The (001) orthoclase surface was dissolved at 180°C and at far from equilibrium conditions with an alkaline solution (pH180°C=9) in a titanium open flow reactor. Vertical scanning interferometer (VSI) and atomic force microscope (AFM) surface monitoring were periodically used during the reaction process in order to quantify the surface topography evolution. The dissolution of the (001) orthoclase face occurs with the formation of diamond shape etch pits. Diamond pit diagonals are parallel to the [100] and [010] axes, and the pit walls are parallel to (6 5 6), 65¯6, (6¯511) and 6¯5¯11 planes. The etch pit size and global surface retreat of the (001) surface were found to increase linearly with time. Based on statistical treatments of etch pit development monitoring by AFM, we designed a numerical model aimed at reproducing and quantifying the total surface evolution.
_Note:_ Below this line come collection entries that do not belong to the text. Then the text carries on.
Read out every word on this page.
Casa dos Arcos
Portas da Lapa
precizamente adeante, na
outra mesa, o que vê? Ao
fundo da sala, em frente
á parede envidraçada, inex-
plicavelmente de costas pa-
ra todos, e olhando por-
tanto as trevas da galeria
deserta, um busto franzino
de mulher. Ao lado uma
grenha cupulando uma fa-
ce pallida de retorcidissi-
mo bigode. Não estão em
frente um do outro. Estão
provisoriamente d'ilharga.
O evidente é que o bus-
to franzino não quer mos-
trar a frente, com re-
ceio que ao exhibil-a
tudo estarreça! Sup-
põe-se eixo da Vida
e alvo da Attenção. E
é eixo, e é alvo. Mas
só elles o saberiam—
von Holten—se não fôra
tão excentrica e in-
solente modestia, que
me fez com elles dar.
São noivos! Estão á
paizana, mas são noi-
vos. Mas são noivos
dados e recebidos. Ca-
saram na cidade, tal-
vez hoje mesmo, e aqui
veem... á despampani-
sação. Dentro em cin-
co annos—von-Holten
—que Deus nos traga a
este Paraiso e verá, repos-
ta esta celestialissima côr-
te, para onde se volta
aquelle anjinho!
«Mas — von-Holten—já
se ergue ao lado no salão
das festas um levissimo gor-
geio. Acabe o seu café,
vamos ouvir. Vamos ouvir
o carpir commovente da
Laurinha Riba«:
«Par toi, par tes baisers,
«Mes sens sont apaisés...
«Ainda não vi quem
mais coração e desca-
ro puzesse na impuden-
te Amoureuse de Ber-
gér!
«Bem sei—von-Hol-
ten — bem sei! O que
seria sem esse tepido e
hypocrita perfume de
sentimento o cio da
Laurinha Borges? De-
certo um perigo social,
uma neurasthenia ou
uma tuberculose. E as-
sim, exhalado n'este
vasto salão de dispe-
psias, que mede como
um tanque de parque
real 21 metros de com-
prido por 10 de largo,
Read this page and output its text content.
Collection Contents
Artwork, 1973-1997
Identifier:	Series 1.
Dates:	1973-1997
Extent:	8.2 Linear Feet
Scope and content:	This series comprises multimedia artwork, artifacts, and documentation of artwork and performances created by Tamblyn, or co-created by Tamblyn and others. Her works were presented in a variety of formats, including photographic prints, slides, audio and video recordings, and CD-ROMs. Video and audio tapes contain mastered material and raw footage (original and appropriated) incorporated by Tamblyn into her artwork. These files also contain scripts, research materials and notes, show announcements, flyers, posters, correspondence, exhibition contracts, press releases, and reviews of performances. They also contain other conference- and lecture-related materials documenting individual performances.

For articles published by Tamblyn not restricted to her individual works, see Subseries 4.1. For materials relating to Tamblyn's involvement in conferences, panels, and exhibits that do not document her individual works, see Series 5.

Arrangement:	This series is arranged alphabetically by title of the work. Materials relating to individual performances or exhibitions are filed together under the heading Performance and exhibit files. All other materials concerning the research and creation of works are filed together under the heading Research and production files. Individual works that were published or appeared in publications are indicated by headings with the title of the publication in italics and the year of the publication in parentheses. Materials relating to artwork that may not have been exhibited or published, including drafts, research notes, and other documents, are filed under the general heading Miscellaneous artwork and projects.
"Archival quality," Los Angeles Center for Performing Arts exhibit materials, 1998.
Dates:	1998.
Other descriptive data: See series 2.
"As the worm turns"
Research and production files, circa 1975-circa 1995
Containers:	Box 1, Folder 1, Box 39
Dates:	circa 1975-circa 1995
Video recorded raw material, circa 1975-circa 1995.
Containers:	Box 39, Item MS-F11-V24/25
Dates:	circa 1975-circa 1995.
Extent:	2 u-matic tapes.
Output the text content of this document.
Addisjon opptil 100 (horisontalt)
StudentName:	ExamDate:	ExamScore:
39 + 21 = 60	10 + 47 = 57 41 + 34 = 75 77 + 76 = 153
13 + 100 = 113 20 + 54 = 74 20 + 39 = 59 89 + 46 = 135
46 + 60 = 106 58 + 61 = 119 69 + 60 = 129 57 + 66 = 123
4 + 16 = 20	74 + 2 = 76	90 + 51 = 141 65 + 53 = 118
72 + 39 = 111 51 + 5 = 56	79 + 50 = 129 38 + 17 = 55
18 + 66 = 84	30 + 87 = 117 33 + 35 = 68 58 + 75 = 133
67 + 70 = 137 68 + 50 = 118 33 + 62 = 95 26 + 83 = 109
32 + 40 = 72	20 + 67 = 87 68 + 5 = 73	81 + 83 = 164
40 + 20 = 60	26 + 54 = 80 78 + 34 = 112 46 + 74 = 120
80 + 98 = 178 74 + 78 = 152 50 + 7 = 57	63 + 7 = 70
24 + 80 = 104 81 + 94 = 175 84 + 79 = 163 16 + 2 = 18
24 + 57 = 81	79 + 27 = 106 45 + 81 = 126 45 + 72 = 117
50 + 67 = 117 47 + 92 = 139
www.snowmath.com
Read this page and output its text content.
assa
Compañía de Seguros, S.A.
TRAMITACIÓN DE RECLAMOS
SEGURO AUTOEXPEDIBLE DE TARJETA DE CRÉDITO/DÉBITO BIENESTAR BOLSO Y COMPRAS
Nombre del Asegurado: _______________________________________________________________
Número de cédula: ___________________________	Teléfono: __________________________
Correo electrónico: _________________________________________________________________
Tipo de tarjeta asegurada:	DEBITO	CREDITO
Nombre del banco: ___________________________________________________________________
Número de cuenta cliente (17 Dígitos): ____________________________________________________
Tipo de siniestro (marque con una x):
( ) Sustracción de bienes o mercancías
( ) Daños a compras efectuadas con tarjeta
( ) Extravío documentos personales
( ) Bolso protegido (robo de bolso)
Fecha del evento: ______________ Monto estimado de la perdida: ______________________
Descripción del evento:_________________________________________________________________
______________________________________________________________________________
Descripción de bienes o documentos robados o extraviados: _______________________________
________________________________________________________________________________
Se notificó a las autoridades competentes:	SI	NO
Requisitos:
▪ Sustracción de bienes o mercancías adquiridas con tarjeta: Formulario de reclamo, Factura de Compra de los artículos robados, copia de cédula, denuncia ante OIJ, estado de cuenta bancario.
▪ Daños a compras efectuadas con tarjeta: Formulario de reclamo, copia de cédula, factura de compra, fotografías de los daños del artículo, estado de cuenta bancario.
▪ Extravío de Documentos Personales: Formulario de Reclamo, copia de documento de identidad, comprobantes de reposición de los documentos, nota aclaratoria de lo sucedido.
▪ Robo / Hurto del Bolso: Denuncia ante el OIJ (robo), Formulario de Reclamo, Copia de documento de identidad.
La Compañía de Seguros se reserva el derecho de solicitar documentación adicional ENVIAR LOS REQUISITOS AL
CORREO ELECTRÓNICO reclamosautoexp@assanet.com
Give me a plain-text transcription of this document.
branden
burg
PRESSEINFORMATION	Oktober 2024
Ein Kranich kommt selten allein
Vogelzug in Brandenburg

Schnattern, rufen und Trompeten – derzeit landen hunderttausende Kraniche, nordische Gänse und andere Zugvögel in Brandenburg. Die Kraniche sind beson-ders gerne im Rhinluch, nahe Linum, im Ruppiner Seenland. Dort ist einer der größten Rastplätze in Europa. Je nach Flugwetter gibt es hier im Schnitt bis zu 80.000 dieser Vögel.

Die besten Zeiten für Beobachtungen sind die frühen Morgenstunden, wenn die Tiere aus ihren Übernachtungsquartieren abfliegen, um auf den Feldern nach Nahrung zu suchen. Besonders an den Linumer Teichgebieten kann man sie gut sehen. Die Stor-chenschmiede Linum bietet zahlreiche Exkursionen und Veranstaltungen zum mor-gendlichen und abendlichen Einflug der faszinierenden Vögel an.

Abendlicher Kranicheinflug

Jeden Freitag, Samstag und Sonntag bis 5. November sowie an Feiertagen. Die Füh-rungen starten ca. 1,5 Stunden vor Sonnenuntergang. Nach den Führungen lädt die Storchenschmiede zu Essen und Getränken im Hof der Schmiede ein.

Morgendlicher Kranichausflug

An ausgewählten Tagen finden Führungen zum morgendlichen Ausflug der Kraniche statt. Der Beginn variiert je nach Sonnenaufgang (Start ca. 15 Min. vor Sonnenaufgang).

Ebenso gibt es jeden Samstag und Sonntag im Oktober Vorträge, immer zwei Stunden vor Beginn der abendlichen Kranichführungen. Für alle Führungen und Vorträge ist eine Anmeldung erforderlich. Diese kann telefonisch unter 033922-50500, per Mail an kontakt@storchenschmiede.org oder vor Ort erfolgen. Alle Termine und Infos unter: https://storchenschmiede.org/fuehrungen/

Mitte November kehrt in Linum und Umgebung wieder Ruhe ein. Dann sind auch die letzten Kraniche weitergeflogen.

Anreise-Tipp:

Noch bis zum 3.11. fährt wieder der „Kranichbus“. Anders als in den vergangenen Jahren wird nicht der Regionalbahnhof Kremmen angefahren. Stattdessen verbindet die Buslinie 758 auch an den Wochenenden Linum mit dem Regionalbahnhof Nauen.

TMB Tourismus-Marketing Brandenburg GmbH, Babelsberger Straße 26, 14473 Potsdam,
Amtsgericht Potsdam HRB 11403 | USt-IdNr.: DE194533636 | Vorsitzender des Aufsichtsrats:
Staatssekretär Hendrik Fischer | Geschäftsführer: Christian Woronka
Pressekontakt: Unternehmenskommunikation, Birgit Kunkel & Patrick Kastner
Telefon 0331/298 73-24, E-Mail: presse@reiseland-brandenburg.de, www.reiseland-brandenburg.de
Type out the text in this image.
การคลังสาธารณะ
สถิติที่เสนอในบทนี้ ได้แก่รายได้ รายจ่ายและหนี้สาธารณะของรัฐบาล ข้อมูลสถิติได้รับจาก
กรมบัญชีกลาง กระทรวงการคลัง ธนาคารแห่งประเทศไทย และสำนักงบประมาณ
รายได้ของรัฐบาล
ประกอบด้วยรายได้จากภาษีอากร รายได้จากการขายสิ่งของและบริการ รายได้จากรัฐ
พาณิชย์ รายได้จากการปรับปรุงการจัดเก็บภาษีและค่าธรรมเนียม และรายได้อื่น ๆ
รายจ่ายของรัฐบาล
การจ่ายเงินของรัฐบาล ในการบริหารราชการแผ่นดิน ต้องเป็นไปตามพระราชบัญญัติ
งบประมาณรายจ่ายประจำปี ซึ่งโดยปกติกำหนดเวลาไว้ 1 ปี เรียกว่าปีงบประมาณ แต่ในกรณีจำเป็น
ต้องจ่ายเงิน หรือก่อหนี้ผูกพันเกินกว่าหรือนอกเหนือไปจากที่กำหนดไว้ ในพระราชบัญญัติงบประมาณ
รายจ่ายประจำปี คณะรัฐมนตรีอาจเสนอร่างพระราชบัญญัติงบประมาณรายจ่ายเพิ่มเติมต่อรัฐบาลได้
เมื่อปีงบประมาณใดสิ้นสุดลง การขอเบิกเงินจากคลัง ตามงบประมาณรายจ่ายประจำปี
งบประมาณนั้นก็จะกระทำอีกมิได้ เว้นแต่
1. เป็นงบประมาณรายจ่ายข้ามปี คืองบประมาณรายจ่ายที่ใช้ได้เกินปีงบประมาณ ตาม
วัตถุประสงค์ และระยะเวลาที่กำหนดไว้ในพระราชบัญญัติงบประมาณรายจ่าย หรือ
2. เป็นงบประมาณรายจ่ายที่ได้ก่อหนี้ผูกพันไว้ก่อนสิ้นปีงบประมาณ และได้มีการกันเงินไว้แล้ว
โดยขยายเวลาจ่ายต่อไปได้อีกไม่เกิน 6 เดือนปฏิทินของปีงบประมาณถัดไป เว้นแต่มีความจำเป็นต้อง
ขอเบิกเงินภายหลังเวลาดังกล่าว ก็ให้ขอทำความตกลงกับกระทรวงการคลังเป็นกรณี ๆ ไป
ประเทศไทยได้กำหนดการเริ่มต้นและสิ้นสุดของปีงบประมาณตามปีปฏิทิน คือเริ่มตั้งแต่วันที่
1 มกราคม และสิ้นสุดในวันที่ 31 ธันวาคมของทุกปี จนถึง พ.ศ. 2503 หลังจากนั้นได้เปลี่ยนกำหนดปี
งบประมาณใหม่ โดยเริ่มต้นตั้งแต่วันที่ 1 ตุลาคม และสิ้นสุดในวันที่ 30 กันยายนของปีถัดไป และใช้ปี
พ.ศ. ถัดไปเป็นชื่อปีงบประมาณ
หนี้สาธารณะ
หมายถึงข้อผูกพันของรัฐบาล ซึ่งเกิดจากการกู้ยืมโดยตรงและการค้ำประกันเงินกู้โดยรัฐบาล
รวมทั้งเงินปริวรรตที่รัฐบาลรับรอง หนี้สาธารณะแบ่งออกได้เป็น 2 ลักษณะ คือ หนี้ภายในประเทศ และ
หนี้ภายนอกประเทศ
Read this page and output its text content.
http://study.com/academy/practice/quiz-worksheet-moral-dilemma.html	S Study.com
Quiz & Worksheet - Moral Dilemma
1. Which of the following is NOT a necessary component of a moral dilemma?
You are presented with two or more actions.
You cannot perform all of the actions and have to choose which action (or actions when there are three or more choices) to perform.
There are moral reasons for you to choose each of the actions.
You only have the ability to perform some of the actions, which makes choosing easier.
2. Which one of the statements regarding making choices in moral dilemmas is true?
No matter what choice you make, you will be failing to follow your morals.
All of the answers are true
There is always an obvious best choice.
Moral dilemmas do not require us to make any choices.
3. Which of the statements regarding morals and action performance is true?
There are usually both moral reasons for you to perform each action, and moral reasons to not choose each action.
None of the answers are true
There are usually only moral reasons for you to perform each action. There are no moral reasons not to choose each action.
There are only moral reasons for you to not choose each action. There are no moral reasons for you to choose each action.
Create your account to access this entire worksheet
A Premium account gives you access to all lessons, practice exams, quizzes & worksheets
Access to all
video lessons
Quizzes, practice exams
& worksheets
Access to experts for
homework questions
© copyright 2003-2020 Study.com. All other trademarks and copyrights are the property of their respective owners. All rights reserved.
Numerical results show that the stabilization of etch pits doubles the calculated dissolution rate, partly due to the intrinsically higher reactivity of pit walls, consistent with a dissolution process in line with the periodic bond chain (PBC) theory. In addition, normalizing the dissolution rate by the initial surface area of the (001) orthoclase surface induces a 20% overestimation of the calculated dissolution rate, while the total surface area of the dissolving face reaches a steady state after a few days of reaction. Additional simulations conducted to assess the impact of defect parameters revealed a weak dependence of the dissolution rate on dislocation density, consistent with previous experimental observations. Overall, the combined effect of the various defect parameters does not affect the dissolution rate by more than an order of magnitude, and probably contributes to a moderate extent to the dispersion of mineral dissolution rate data reported in the literature.